Nell2 : un nouveau protagoniste dans l’histoire d’Alzheimer
Le mécanisme derrière ces anomalies restait flou. Mais en creusant davantage, l’équipe a pointé du doigt une protéine : Nell2. Très présente dans les neurones des animaux porteurs d’APOE4, elle semble jouer un rôle décisif dans cette hyperactivité cérébrale précoce. Là où la situation s’avère particulièrement préoccupante, c’est que ces changements surviennent bien avant tout signe clinique, laissant entendre que le cerveau vieillit prématurément sous l’influence de ce gène.
Les scientifiques ont également procédé à une comparaison minutieuse avec des souris dotées de la variante APOE3, moins risquée : si leurs neurones deviennent aussi plus actifs, ce phénomène ne se produit qu’à un âge avancé et n’entraîne pas de déclin cognitif manifeste.

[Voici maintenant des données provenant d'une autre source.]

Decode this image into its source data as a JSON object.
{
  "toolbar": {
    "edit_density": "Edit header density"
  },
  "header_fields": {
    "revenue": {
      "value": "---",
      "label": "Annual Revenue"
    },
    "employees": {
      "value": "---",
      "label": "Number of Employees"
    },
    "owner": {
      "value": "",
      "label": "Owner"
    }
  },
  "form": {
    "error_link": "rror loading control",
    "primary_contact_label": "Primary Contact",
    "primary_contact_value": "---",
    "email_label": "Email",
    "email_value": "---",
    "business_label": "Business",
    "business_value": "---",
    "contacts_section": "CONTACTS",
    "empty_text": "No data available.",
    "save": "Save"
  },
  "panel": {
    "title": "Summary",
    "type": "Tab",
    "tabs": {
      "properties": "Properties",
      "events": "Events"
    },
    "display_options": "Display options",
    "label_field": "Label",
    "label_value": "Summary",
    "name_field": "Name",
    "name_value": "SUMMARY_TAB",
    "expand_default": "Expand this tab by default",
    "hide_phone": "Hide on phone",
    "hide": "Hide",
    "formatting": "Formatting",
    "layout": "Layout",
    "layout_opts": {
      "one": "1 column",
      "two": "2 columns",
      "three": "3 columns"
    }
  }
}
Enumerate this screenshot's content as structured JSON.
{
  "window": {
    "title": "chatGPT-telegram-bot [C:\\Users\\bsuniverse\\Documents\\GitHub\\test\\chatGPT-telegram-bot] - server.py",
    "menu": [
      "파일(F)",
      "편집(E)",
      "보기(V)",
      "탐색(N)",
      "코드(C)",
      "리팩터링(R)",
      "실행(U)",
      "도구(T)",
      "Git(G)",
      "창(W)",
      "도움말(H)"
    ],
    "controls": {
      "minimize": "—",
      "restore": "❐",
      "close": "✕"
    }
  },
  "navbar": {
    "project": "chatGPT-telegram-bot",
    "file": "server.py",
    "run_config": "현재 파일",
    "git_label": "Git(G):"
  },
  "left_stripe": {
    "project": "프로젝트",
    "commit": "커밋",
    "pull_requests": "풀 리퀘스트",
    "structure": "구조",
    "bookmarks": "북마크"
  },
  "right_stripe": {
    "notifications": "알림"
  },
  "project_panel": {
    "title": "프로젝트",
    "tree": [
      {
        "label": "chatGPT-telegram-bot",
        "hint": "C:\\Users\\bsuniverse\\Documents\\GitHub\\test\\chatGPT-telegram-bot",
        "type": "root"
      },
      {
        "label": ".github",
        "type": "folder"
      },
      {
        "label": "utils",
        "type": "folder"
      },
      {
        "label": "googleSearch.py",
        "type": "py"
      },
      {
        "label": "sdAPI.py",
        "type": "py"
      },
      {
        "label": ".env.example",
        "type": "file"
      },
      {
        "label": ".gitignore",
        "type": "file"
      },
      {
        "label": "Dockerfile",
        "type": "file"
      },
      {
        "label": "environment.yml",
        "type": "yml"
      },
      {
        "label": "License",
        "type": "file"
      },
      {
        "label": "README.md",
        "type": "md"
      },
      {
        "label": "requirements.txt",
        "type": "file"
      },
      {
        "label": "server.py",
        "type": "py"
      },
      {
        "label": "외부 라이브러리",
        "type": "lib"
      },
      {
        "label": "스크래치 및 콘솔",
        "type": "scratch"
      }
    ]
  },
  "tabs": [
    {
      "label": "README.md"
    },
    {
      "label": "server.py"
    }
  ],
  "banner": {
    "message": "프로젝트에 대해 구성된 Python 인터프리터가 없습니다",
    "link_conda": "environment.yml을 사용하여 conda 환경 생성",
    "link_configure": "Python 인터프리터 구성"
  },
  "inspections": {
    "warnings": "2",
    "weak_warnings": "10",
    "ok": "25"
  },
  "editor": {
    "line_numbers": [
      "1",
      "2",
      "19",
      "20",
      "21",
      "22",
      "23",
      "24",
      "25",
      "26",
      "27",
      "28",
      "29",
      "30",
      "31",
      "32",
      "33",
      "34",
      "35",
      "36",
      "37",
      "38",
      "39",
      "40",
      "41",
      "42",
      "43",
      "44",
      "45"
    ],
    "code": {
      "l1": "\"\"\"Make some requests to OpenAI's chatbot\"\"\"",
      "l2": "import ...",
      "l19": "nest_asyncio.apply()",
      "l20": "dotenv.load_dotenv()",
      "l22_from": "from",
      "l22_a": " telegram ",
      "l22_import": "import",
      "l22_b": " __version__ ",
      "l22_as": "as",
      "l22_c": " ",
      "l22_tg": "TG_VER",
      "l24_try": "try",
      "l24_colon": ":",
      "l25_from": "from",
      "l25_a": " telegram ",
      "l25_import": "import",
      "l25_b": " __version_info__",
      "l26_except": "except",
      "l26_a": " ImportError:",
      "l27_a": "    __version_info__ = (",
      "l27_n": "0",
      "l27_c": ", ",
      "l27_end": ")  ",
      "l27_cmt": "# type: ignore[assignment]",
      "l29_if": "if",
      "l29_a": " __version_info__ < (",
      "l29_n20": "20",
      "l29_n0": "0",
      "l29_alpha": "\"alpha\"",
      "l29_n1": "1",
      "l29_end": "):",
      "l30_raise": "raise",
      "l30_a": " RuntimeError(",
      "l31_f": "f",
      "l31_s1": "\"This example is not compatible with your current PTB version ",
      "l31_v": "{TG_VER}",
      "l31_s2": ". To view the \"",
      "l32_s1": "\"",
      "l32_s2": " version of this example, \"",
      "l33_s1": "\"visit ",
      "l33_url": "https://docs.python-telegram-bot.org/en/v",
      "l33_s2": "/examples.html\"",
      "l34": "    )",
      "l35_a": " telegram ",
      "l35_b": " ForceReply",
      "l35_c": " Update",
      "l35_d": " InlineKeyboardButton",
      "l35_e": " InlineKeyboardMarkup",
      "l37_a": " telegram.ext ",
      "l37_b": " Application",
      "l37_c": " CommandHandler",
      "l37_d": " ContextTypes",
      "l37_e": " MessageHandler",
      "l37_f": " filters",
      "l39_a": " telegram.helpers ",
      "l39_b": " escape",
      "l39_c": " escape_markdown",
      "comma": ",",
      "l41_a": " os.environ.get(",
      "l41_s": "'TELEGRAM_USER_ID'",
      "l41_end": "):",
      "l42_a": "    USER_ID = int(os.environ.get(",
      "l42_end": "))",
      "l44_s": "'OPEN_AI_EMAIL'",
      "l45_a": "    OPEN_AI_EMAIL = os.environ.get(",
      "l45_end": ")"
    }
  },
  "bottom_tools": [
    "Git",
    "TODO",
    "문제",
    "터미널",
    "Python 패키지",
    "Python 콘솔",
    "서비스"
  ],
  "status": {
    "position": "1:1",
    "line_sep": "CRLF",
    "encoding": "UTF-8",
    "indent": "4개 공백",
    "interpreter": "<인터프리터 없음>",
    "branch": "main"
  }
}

Une piste thérapeutique inattendue ?
C’est là qu’un espoir inattendu surgit : en inhibant la production de Nell2, les chercheurs ont pu restaurer la taille normale et l’activité des neurones affectés chez les souris adultes. Selon le neuroscientifique Misha Zilberter, il s’agit du « premier travail examinant directement l’action d’APOE4 sur le fonctionnement neuronal à différents âges » ». De son côté, Yadong Huang estime que « diminuer Nell2 permet d’inverser les manifestations pathologiques, ouvrant ainsi une fenêtre potentielle pour intervenir même après le déclenchement du processus malade » ».
Concrètement, ces résultats soulignent trois enseignements principaux :
- L’altération neuronale précède les pertes de mémoire classiques.
- Nell2 pourrait représenter un levier thérapeutique inédit.
- L’origine génétique reste centrale puisque près des trois quarts des cas d’Alzheimer impliquent APOE4.
L’avenir de la recherche sur Alzheimer se précise-t-il ?
La piste génétique continue donc d’occuper une place majeure dans la compréhension d’Alzheimer – notamment parce qu’elle relie facteurs de risque et mécanismes précoces. Ce nouveau lien entre APOE4, activité neuronale et protéine Nell2 pourrait bien ouvrir la voie à des stratégies préventives ciblées. Mais il demeure, évidemment, beaucoup à explorer pour démêler causes profondes et conséquences ultérieures dans cette maladie aux multiples visages.